With just over 24 hours remaining until the kickoff of this year's "Game of the Century" (there seems to be one every year) between USC and Texas in the Rose Bowl, LAist is loving the feeding frenzy for tickets that is raging on popular swap-everything site Craigslist.
Last year you were able to buy a pair of tickets the day before the game off Craigslist at below face value and have them delivered to you anywhere in the city.
But this year, demand is through the roof thanks to the USC/National Championship factor, and locals are scrambling to find tickets for the game and paying big bucks to get them. But what really amuses LAist are the specialized pitches that many buyers are using to try to entice sellers to hook them up with tickets for the game.
Tennis weekends, hot chicks and more after the jump.
Desperate buyers are offering all kinds of goodies in exchange for tickets, such as this guy who is pimping out his girlfriend (and her hot Asian friend) in exchange for a ticket. If you're a tennis fan, than you may want to sell your tickets to this guy who is offering a week at the Palm Desert Tennis Club in exchange.
Other hopeful ticket buyers are trying to play the sympathy card like this guy who hopes that heartless scalpers will somehow cut him a break because he risked his life for our country. If military service doesn't help you get tickets, maybe being a Katrina evacuee will. Then there's this guy, who claims he hasn't missed a USC game since 1987 and hopes that will help him score a ticket to this one.
In addition to bribes and sympathy, some people are trying approaches that are flat-out puzzling. Like the married couple who points out that they have already hired a babysitter just in case they can find somebody to sell them a ticket. Or the guy who needs a seat for himself and his "little lady," who he points out "ain't that little."

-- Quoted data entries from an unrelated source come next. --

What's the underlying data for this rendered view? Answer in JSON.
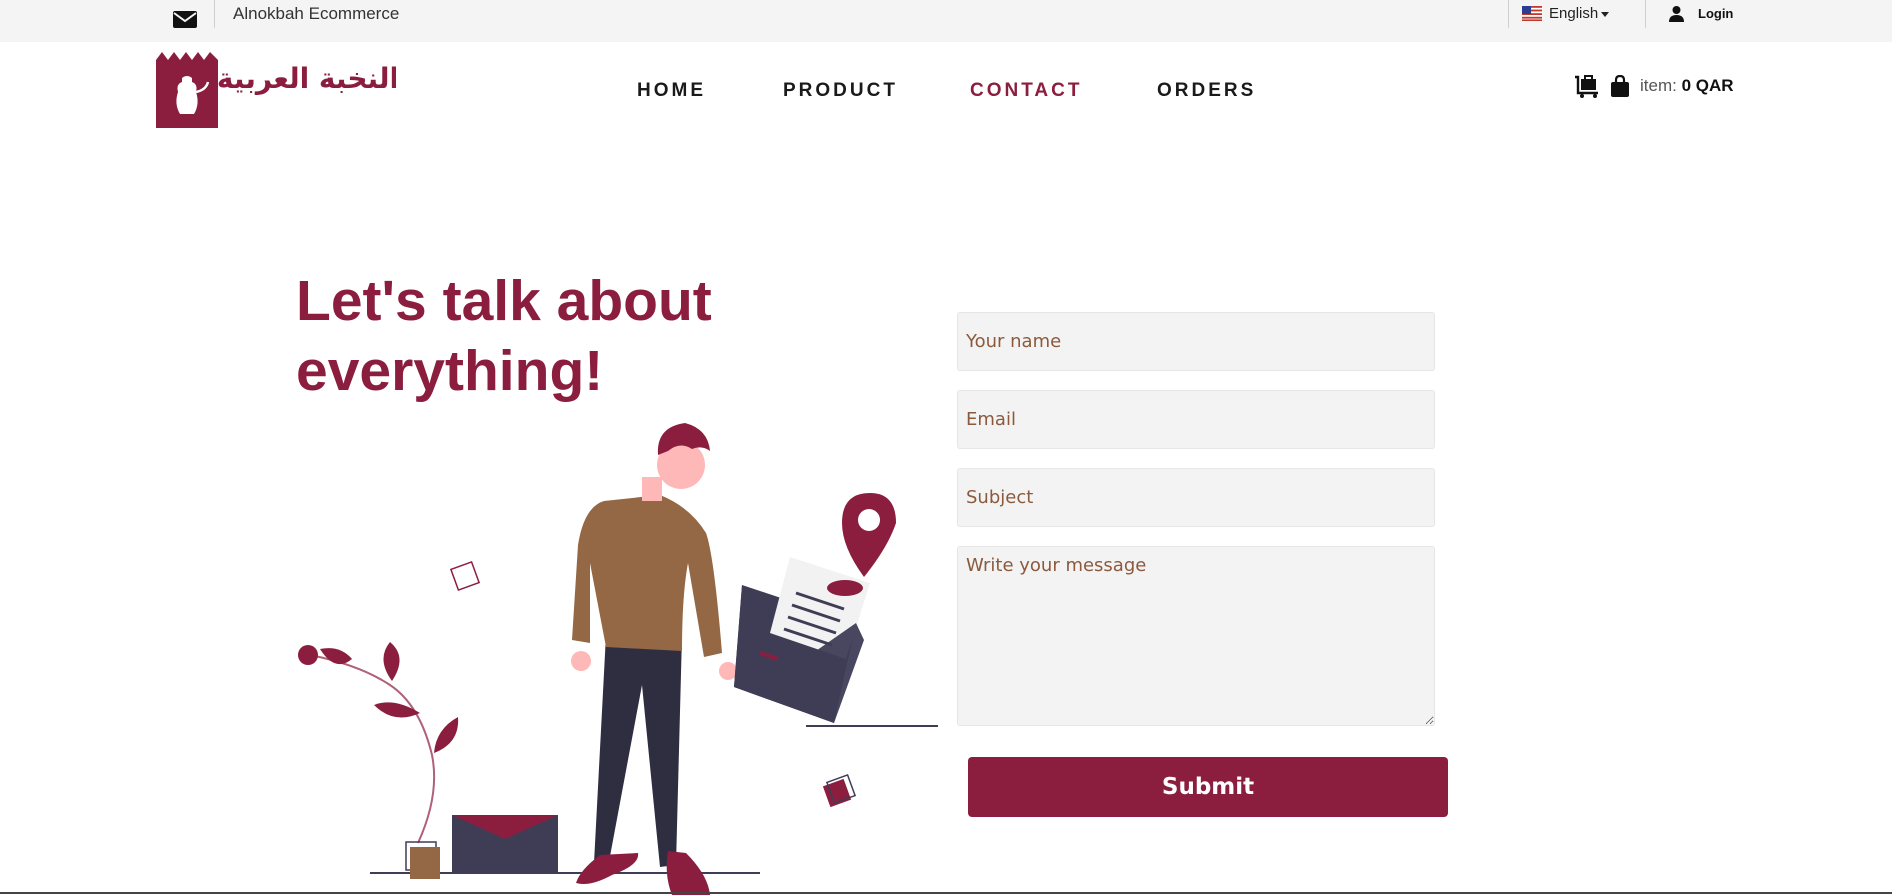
{
  "topbar": {
    "site_name": "Alnokbah Ecommerce",
    "language": "English",
    "login": "Login"
  },
  "header": {
    "nav": [
      "HOME",
      "PRODUCT",
      "CONTACT",
      "ORDERS"
    ],
    "active_nav": "CONTACT",
    "cart_label": "item:",
    "cart_value": "0 QAR"
  },
  "hero": {
    "title_line1": "Let's talk about",
    "title_line2": "everything!"
  },
  "form": {
    "name_placeholder": "Your name",
    "email_placeholder": "Email",
    "subject_placeholder": "Subject",
    "message_placeholder": "Write your message",
    "submit_label": "Submit"
  },
  "colors": {
    "brand": "#8b1e3f",
    "brown": "#946844",
    "navy": "#3f3d56"
  }
}
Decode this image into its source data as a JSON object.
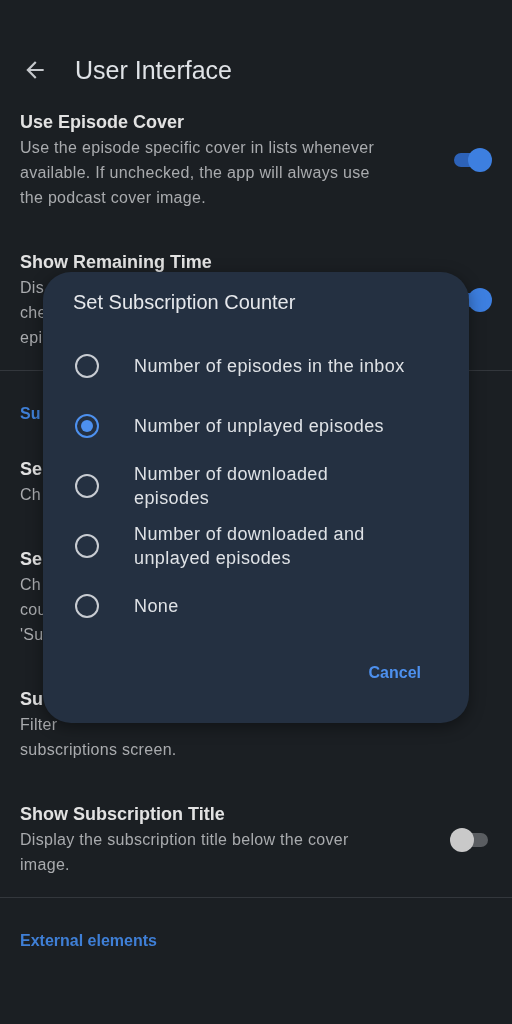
{
  "header": {
    "title": "User Interface"
  },
  "sections": [
    {
      "items": [
        {
          "title": "Use Episode Cover",
          "description_lines": [
            "Use the episode specific cover in lists whenever",
            "available. If unchecked, the app will always use",
            "the podcast cover image."
          ],
          "kind": "switch",
          "on": true
        },
        {
          "title": "Show Remaining Time",
          "description_lines": [
            "Dis",
            "che",
            "epi"
          ],
          "kind": "switch",
          "on": true
        }
      ]
    },
    {
      "header": "Su",
      "items": [
        {
          "title": "Se",
          "description_lines": [
            "Ch"
          ],
          "kind": "plain"
        },
        {
          "title": "Se",
          "description_lines": [
            "Ch",
            "cou",
            "'Su"
          ],
          "kind": "plain"
        },
        {
          "title": "Su",
          "description_lines": [
            "Filter",
            "subscriptions screen."
          ],
          "kind": "plain"
        },
        {
          "title": "Show Subscription Title",
          "description_lines": [
            "Display the subscription title below the cover",
            "image."
          ],
          "kind": "switch",
          "on": false
        }
      ]
    },
    {
      "header": "External elements"
    }
  ],
  "dialog": {
    "title": "Set Subscription Counter",
    "options": [
      {
        "label": "Number of episodes in the inbox",
        "selected": false
      },
      {
        "label": "Number of unplayed episodes",
        "selected": true
      },
      {
        "label": "Number of downloaded episodes",
        "selected": false
      },
      {
        "label": "Number of downloaded and unplayed episodes",
        "selected": false
      },
      {
        "label": "None",
        "selected": false
      }
    ],
    "button": "Cancel"
  }
}
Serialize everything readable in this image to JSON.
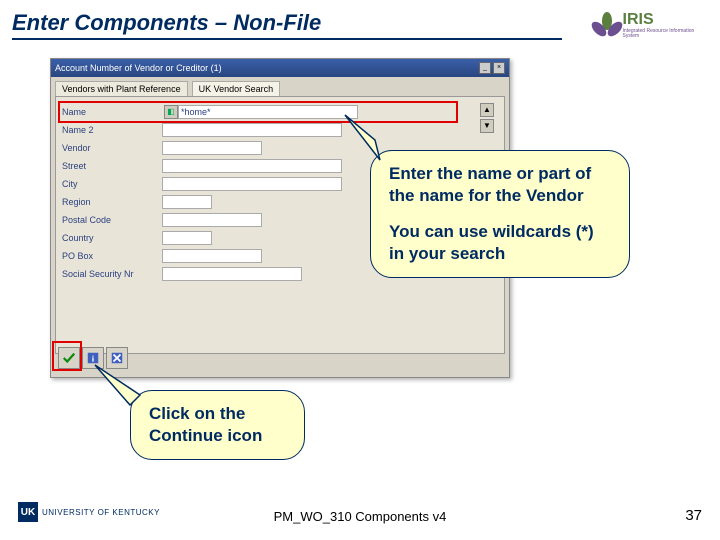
{
  "header": {
    "title": "Enter Components – Non-File",
    "brand": "IRIS",
    "brand_sub": "Integrated Resource Information System"
  },
  "window": {
    "title": "Account Number of Vendor or Creditor (1)",
    "tabs": [
      "Vendors with Plant Reference",
      "UK Vendor Search"
    ],
    "fields": {
      "name_label": "Name",
      "name_value": "*home*",
      "name2_label": "Name 2",
      "vendor_label": "Vendor",
      "street_label": "Street",
      "city_label": "City",
      "region_label": "Region",
      "postal_label": "Postal Code",
      "country_label": "Country",
      "pobox_label": "PO Box",
      "ssn_label": "Social Security Nr"
    },
    "scroll_up": "▲",
    "scroll_dn": "▼",
    "lookup_glyph": "◧"
  },
  "toolbar": {
    "continue_title": "Continue",
    "info_title": "Info",
    "close_title": "Close"
  },
  "callouts": {
    "big_line1": "Enter the name or part of the name for the Vendor",
    "big_line2": "You can use wildcards (*) in your search",
    "small": "Click on the Continue icon"
  },
  "footer": {
    "uk_badge": "UK",
    "uk_text": "UNIVERSITY OF KENTUCKY",
    "center": "PM_WO_310 Components v4",
    "page": "37"
  }
}
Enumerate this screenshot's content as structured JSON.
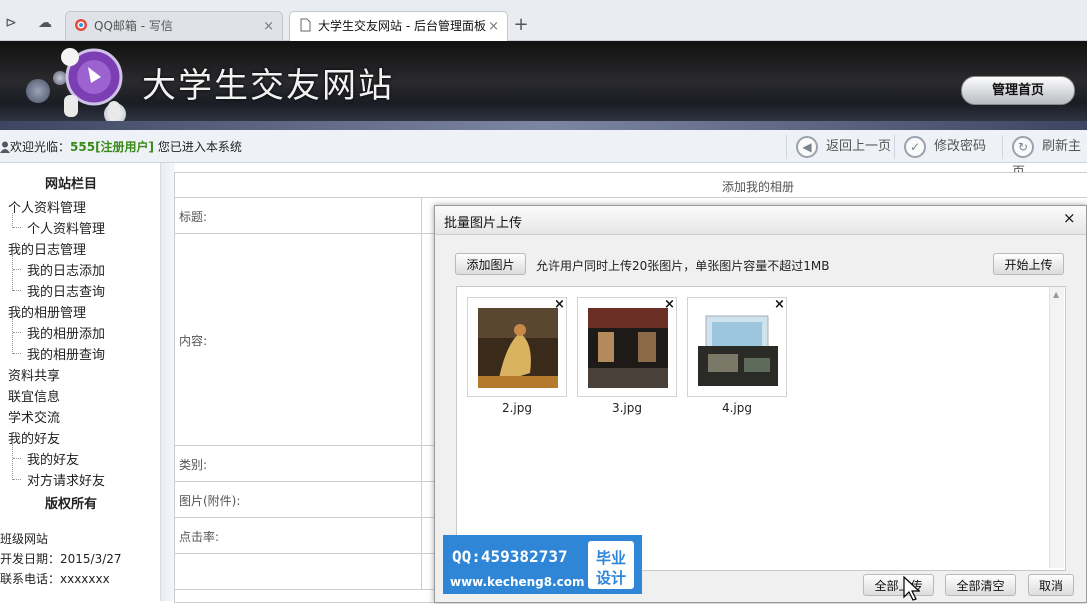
{
  "browser": {
    "tabs": [
      {
        "label": "QQ邮箱 - 写信"
      },
      {
        "label": "大学生交友网站 - 后台管理面板"
      }
    ],
    "new_tab": "+",
    "tab_close": "×"
  },
  "header": {
    "site_title": "大学生交友网站",
    "admin_home": "管理首页"
  },
  "welcome": {
    "prefix": "欢迎光临：",
    "user": "555[注册用户]",
    "suffix": " 您已进入本系统"
  },
  "toolbar": {
    "back": "返回上一页",
    "change_password": "修改密码",
    "refresh": "刷新主页"
  },
  "sidebar": {
    "heading": "网站栏目",
    "items": [
      {
        "label": "个人资料管理"
      },
      {
        "label": "个人资料管理"
      },
      {
        "label": "我的日志管理"
      },
      {
        "label": "我的日志添加"
      },
      {
        "label": "我的日志查询"
      },
      {
        "label": "我的相册管理"
      },
      {
        "label": "我的相册添加"
      },
      {
        "label": "我的相册查询"
      },
      {
        "label": "资料共享"
      },
      {
        "label": "联宜信息"
      },
      {
        "label": "学术交流"
      },
      {
        "label": "我的好友"
      },
      {
        "label": "我的好友"
      },
      {
        "label": "对方请求好友"
      }
    ],
    "copyright_heading": "版权所有",
    "info": [
      "班级网站",
      "开发日期：2015/3/27",
      "联系电话：xxxxxxx"
    ]
  },
  "form": {
    "title": "添加我的相册",
    "rows": [
      {
        "label": "标题:"
      },
      {
        "label": "内容:"
      },
      {
        "label": "类别:"
      },
      {
        "label": "图片(附件):"
      },
      {
        "label": "点击率:"
      }
    ]
  },
  "dialog": {
    "title": "批量图片上传",
    "close": "×",
    "add_button": "添加图片",
    "hint": "允许用户同时上传20张图片，单张图片容量不超过1MB",
    "start_button": "开始上传",
    "images": [
      {
        "name": "2.jpg"
      },
      {
        "name": "3.jpg"
      },
      {
        "name": "4.jpg"
      }
    ],
    "remove": "×",
    "buttons": {
      "upload_all": "全部上传",
      "clear_all": "全部清空",
      "cancel": "取消"
    }
  },
  "watermark": {
    "qq": "QQ:459382737",
    "url": "www.kecheng8.com",
    "tag_line1": "毕业",
    "tag_line2": "设计"
  },
  "colors": {
    "user_green": "#3a8a1c",
    "watermark_blue": "#2f86d6"
  }
}
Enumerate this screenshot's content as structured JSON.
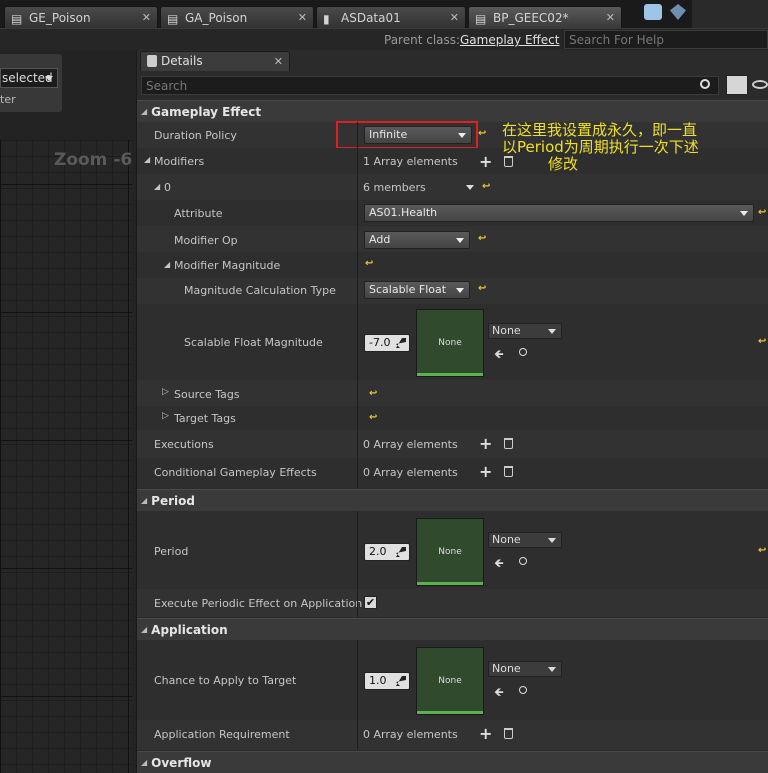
{
  "tabs": [
    {
      "label": "GE_Poison"
    },
    {
      "label": "GA_Poison"
    },
    {
      "label": "ASData01"
    },
    {
      "label": "BP_GEEC02*"
    }
  ],
  "toolbar": {
    "parent_class_label": "Parent class:",
    "parent_class_value": "Gameplay Effect",
    "search_help_placeholder": "Search For Help"
  },
  "left": {
    "selected": "selected",
    "filter": "ter",
    "zoom": "Zoom -6"
  },
  "details": {
    "tab_label": "Details",
    "search_placeholder": "Search"
  },
  "annotation": {
    "line1": "在这里我设置成永久，即一直",
    "line2": "以Period为周期执行一次下述",
    "line3": "修改"
  },
  "sections": {
    "gameplay_effect": {
      "title": "Gameplay Effect",
      "duration_policy": {
        "label": "Duration Policy",
        "value": "Infinite"
      },
      "modifiers": {
        "label": "Modifiers",
        "value": "1 Array elements"
      },
      "index0": {
        "label": "0",
        "value": "6 members"
      },
      "attribute": {
        "label": "Attribute",
        "value": "AS01.Health"
      },
      "modifier_op": {
        "label": "Modifier Op",
        "value": "Add"
      },
      "modifier_magnitude": {
        "label": "Modifier Magnitude"
      },
      "calc_type": {
        "label": "Magnitude Calculation Type",
        "value": "Scalable Float"
      },
      "scalable": {
        "label": "Scalable Float Magnitude",
        "value": "-7.0",
        "thumb": "None",
        "curve": "None"
      },
      "source_tags": {
        "label": "Source Tags"
      },
      "target_tags": {
        "label": "Target Tags"
      },
      "executions": {
        "label": "Executions",
        "value": "0 Array elements"
      },
      "conditional": {
        "label": "Conditional Gameplay Effects",
        "value": "0 Array elements"
      }
    },
    "period": {
      "title": "Period",
      "period": {
        "label": "Period",
        "value": "2.0",
        "thumb": "None",
        "curve": "None"
      },
      "execute_on_app": {
        "label": "Execute Periodic Effect on Application",
        "checked": "✔"
      }
    },
    "application": {
      "title": "Application",
      "chance": {
        "label": "Chance to Apply to Target",
        "value": "1.0",
        "thumb": "None",
        "curve": "None"
      },
      "requirement": {
        "label": "Application Requirement",
        "value": "0 Array elements"
      }
    },
    "overflow": {
      "title": "Overflow"
    }
  },
  "colors": {
    "highlight_box": "#e02020",
    "annotation": "#f0e028",
    "reset_arrow": "#e8c43a"
  }
}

Meanwhile, elsewhere on Craigslist, the big game is leading to all kinds of other opportunities. Hot USC co-eds can make a little cash for themselves if they are willing to attend a Rose Bowl party in either a Hooters type shirt and shorts ($20 an hour), red and gold lingerie ($40 an hour) or topless ($200 an hour). If you can't make it to the game, maybe you want to attend a naked viewing party. USC fans who would prefer to remain clothed can get their hands on some fairly cool bootleg t-shirts (our personal favorite is the one that says "USC Messed With Texas"). And of course, a "gorgeous, funny, illustrious dream girl" can go to the game if she's willing to go as a Jewish Exec's date.